Each sentence was a scalpel, peeling back a layer of skin he’d spent a decade thickening. He felt exposed, flayed open in the front seat of his own car.

“Stop,” he said.

“When did you realize your life wasn’t what you’d planned?” Her voice dropped, softer now. “When did you stop dreaming and start just… enduring?”

“I don’t know what you want me to say.”

“I want you to tell me what you want. Not what you think you deserve. Not what’s realistic. What do you actually want?”

“It doesn’t matter what I want.”

“It’s the only thing that matters.”

They sat in silence, the diner’s neon casting shifting shadows across their faces. Finally, Chris looked at her.

“Why me? If you help people, why not someone who asked for it?”

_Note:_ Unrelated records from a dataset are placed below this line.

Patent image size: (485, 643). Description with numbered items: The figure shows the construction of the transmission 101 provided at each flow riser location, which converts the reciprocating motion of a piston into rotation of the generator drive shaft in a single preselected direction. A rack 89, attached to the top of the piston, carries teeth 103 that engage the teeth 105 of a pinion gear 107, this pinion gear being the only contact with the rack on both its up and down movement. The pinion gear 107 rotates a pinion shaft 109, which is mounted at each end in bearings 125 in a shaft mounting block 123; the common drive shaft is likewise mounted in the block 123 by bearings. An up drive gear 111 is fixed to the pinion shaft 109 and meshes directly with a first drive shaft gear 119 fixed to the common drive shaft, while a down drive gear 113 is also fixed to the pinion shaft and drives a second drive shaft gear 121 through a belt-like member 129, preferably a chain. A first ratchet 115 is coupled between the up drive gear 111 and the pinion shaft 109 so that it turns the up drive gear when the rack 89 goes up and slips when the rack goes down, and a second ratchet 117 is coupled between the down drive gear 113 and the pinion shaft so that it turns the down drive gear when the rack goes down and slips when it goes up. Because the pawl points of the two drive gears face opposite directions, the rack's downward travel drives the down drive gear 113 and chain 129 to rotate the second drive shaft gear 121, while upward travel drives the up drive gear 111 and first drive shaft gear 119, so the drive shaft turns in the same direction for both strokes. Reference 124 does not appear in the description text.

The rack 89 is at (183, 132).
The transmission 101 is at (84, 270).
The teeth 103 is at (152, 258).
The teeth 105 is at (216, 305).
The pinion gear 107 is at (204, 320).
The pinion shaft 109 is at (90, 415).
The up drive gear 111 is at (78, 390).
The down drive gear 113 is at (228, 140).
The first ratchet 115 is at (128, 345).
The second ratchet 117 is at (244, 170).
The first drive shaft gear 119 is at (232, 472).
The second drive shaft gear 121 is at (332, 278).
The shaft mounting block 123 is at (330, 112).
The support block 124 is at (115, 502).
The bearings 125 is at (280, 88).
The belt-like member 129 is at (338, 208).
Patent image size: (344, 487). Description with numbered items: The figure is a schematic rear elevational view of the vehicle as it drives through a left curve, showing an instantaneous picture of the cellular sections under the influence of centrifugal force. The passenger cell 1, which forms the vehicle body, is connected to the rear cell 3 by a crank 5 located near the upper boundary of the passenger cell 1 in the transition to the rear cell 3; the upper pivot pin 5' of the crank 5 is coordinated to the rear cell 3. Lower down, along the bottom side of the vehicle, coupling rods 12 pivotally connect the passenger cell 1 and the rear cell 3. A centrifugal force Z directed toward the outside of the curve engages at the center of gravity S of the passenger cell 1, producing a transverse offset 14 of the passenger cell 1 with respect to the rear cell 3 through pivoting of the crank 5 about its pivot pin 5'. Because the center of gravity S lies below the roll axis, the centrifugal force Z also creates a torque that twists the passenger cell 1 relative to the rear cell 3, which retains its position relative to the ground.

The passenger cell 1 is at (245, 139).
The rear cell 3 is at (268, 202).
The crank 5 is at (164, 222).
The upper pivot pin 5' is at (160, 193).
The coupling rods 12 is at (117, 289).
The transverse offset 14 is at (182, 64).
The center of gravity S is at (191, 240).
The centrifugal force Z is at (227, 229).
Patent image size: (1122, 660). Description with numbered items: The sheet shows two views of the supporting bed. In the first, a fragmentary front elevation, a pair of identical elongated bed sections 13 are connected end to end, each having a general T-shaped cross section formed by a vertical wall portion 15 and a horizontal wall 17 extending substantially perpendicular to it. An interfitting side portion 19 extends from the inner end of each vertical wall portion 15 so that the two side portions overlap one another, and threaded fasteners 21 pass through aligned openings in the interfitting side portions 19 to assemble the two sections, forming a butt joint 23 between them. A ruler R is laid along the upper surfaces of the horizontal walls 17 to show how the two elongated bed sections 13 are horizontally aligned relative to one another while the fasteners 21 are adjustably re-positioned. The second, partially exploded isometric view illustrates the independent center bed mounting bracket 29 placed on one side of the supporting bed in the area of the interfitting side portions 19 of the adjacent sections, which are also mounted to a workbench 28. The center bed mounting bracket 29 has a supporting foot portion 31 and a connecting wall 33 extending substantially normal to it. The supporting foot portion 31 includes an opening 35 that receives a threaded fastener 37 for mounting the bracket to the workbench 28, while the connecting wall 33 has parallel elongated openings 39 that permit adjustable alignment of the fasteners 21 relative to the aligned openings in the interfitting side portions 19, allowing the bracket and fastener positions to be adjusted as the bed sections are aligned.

“Because the people who don’t ask are usually the ones who need it most.” Alexia reached for the door handle. “Keep the card. When you’re ready to stop punishing yourself for being human, call me.”

She opened the door. The cold wind rushed in.

“What if I’m not ready?” he asked. “What if I never am?”

She paused, one foot on the pavement. “Then you’ll keep living the same day over and over until it kills you. And Sarah’s death will have been for nothing—not because you failed to save her, but because you failed to save yourself.”

The door closed with a soft click.

Chris watched her walk back to the Mercedes. She didn’t look back.

When her taillights disappeared into traffic, Chris remained in the empty lot, staring at the white card in his hand. The paper felt warm to the touch.

It had been a long time since he hadn’t thought about tomorrow’s calls or next month’s bills.

He was thinking about what he actually wanted.

And that terrified him more than anything Alexia had said.